The commitment earlier this month was that 1,500 homes would be brought online through funding from the federal government and private groups.

"It's about time. People are really excited to hear this news," said Madonna Stokes, who runs a convenience store and a bed and breakfast in Fortune Harbour in Notre Dame Bay.

"In this day in age, in particular in business, the internet is essential," Stokes told CBC Radio's Central Morning Show

The owner of the Gillespie House bed and breakfast in Fortune Bay says having high-speed internet will finally bring her business into the 21st century. (booking.com)

For most of the communities slated to get the upgrade, using the internet has been like time travelling back to the 1990s, with dial-up modem access the primary way to get online. Satellite internet is an option in some areas, though usually that means a significant cost to people who subscribe to the service.

Broadband service is not a luxury, it's essential.- Madonna Stokes

Stokes said her guests expect instant bookings and online payments, not to mention actual access to high-speed Wi-Fi when they are staying in one of her rooms.

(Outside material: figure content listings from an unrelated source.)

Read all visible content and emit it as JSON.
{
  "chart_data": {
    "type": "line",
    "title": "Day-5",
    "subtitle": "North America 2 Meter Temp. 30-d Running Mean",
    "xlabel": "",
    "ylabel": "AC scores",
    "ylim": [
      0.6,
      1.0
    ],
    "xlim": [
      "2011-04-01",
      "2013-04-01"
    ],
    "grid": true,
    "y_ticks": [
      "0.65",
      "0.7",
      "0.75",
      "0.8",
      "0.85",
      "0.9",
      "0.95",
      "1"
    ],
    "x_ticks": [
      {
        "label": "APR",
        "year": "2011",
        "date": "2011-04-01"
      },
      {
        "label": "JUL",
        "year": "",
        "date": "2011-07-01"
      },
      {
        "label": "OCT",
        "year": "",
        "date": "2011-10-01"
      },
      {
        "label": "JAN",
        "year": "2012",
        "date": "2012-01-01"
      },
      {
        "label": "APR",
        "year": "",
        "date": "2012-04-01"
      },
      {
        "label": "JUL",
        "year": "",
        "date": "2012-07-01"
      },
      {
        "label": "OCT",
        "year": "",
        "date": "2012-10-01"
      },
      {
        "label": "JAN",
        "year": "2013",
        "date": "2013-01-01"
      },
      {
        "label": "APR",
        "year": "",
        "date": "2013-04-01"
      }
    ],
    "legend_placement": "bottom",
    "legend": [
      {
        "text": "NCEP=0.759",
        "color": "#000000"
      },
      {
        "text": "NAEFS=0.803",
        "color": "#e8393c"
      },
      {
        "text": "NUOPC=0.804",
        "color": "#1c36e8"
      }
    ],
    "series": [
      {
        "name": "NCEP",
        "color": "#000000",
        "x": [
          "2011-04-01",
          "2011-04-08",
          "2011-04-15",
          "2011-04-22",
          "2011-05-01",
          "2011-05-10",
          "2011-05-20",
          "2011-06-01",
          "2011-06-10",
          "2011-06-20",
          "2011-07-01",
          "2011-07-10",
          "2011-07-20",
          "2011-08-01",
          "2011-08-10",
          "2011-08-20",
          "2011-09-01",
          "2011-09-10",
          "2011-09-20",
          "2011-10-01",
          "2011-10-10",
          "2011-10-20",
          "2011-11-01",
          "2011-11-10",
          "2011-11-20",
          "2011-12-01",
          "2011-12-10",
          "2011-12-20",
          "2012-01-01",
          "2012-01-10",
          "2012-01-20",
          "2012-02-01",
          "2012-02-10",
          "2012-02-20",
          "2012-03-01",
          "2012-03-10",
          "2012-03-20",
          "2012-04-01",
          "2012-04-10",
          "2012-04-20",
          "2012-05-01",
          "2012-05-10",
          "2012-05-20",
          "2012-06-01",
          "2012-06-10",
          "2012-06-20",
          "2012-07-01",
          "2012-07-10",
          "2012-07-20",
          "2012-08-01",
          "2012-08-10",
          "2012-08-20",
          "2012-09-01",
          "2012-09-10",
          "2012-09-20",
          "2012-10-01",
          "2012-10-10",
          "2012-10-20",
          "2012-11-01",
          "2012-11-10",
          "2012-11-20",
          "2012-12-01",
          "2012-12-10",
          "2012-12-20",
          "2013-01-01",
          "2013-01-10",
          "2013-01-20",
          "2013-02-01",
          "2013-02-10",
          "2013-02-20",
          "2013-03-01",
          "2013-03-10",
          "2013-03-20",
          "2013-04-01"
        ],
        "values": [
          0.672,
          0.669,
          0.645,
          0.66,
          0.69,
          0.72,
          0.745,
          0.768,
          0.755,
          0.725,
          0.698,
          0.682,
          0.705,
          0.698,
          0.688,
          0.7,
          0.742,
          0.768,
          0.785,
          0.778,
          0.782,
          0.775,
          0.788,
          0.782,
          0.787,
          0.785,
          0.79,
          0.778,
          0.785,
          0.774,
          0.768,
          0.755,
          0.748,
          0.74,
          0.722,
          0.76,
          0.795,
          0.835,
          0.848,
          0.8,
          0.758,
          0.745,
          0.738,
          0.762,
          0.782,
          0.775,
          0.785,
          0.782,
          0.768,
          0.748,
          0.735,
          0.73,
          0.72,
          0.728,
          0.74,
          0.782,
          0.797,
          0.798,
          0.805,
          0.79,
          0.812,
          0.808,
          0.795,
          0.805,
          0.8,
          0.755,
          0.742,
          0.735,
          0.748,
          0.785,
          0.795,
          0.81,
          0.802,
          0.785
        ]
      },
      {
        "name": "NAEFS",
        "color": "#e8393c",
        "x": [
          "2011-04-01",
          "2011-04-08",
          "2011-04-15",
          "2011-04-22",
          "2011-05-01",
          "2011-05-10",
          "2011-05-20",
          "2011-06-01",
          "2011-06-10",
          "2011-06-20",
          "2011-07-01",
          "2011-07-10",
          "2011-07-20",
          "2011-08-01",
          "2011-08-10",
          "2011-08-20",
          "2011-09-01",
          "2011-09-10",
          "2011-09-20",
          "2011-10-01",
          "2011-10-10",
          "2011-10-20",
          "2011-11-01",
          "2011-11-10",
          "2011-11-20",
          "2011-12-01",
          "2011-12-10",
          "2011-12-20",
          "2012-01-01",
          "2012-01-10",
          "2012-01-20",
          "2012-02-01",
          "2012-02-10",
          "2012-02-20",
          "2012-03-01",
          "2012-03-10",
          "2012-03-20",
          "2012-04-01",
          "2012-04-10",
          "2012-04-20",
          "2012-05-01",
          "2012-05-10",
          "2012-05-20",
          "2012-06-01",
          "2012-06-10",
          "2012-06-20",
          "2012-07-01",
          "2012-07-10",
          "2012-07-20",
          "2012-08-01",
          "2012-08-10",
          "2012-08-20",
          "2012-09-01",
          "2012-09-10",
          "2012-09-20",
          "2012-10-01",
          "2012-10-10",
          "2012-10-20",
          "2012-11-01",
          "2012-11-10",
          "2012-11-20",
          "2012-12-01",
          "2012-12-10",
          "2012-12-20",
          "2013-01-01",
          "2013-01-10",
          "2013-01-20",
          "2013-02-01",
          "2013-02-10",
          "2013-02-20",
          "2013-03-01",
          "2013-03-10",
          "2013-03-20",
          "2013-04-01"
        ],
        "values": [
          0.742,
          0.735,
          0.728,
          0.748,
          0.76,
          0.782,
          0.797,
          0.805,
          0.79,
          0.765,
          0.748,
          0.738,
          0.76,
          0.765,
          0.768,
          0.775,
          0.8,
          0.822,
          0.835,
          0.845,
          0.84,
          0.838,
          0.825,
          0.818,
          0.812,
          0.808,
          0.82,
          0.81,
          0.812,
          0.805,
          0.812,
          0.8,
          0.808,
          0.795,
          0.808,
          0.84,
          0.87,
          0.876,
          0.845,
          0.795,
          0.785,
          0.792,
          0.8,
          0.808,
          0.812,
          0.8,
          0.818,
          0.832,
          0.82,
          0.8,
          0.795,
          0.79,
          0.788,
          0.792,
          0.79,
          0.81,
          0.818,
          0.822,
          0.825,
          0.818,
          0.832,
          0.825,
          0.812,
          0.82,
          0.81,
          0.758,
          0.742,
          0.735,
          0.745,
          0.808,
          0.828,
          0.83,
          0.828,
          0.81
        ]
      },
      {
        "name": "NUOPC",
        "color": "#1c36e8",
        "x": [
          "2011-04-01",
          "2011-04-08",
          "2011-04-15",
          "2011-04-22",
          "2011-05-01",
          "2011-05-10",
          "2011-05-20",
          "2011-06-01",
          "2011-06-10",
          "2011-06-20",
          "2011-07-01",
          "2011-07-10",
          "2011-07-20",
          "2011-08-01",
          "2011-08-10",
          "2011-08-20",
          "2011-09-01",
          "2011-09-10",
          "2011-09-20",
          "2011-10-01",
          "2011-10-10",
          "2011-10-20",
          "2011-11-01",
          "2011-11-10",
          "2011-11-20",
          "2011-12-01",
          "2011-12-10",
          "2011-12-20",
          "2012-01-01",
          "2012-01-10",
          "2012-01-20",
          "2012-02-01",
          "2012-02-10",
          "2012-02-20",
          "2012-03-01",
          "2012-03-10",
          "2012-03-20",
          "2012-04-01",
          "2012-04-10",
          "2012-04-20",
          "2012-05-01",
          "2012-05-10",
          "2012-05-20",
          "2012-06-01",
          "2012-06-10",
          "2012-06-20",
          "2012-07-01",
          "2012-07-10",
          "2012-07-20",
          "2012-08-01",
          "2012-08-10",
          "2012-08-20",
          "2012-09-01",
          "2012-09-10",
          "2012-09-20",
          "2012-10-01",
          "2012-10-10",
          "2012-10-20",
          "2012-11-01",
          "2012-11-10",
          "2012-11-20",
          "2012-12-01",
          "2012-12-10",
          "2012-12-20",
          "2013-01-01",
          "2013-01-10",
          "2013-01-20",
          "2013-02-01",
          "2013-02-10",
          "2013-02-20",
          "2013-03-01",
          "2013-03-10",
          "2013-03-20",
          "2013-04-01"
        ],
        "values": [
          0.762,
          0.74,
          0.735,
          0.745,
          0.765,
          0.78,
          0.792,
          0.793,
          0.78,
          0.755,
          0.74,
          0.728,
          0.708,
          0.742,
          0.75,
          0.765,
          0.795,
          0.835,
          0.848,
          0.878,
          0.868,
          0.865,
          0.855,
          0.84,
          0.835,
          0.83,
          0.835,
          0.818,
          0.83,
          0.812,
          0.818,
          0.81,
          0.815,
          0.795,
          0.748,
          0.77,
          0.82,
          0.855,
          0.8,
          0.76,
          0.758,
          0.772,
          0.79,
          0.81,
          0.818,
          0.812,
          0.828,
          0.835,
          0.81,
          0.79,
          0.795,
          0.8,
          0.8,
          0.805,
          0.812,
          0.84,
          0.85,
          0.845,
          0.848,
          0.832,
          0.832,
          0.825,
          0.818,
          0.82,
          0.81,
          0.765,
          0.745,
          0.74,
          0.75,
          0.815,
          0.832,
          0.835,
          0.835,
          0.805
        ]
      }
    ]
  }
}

"The frustration has gone beyond business," she said. "Broadband service is not a luxury, it's essential."

Bigger priorities?

Not everyone agrees that putting broadband service into every rural community is the best way to spend millions of dollars.

Linda Hennessey, former chair of the resettlement committee for McCallum on the south coast of Newfoundland, questions whether the $406,730 price tag for putting broadband infrastructure in the area is worth it given that there are just 20 homes and people have managed without high-speed internet up to now.

McCallum on Newfoundland's south coast is slated to get broadband internet at a cost of $406,730. (morganscloud.com)

Hennessey said with resettlement very likely in McCallum in the next decade, she thinks the mostly elderly population would be better served by a financial boost to medical services. She said currently the area is lucky if it gets access to a nurse practitioner once a month.

"I understand that in our day and age the broadband is very, very important to everybody," she said. "But I think everyone should be entitled to have medical care. So in my opinion that $400,000 could go and serve the seniors that choose to remain in this community."

A full breakdown of funding for each of the 70 communities that are involved in the broadband internet expansion can be found on the Department of Innovation, Science and Economic Development's website.

The expansion will take place in regions through the province, and broadband service will be offered by Bell Canada in all regions except for the Northern Peninsula, where it will be overseen by EION Inc.

Premier Dwight Ball has said the work would result in 99 per cent of the province having access to broadband internet.